Gabel discusses pandemic challenges facing the University of Minnesota

The University of Minnesota campus amid the COVID-19 pandemic. (FOX 9)

The heartbeat of student activity on the University of Minnesota campus gives a much different pulse this fall amid the pandemic. Enrollment is down from last year, but President Joan Gabel says teaching and learning is still a top priority.

“We are working them just as hard in the classroom,” said Gabel. “They are taking the same courses. It is the same faculty. So, from an education point of view, we didn’t miss a beat.”

FOX 9’s Tim Blotz moderated a webinar with University of Minnesota President Joan Gabel at the invitation of the Minneapolis Regional Chamber of Commerce. During the event, Gabel discussed how the university has adapted amid the pandemic, but still faces other issues.

Gabel says she worries about mental health. Surveys by the American Psychological Association show 41 percent of college students suffer from anxiety and 36 percent battle depression. Gabel worries the pandemic has greatly expanded these challenges.

“We have done just a few things operationally,” said Gabel. “We have given our community advisors and faculty and staff additional training. We have invested in telehealth and other technologies so that students can receive support. We can triage that support and get them to the right level of support, even remotely.”

The university, however, faces infrastructure issues too. The stalled bonding bill in the state Legislature is holding up critical improvements to the Institute for Child Development, which holds the country’s leading child psychology program. Also delayed are the upgrades to the chemistry labs at Smith Hall.

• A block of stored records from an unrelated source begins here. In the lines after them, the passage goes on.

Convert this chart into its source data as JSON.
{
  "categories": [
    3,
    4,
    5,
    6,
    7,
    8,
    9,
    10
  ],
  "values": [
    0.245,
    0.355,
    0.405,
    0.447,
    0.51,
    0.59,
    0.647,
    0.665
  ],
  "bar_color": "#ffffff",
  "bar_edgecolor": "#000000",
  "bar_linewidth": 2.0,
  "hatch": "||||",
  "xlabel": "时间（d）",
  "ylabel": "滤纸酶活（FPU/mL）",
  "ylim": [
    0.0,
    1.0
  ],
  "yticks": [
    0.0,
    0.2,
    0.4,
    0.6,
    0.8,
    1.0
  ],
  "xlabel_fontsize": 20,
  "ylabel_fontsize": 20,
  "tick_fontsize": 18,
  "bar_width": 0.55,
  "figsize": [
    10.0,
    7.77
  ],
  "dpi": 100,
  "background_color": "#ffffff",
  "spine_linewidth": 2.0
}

“Those of you who took chemistry at the school, it is unchanged,” said Gabel. “And we can teach chemistry so much better with space that now uses team-based learning and technology. It would allow us would allow us to distribute what we teach in those labs.”

It’s one of the many challenges as the university tries to prepare a unique generation of students during a unique time.

“They are scrappy,” said Gabel. “They are resilient. They have grit. They have had everything that they thought they were supposed to do upended, they’re coming to school anyway. They’re progressing through school anyway. I think you’re going to find an incredible group of young, new talent when they enter the workforce as they graduate out of this.”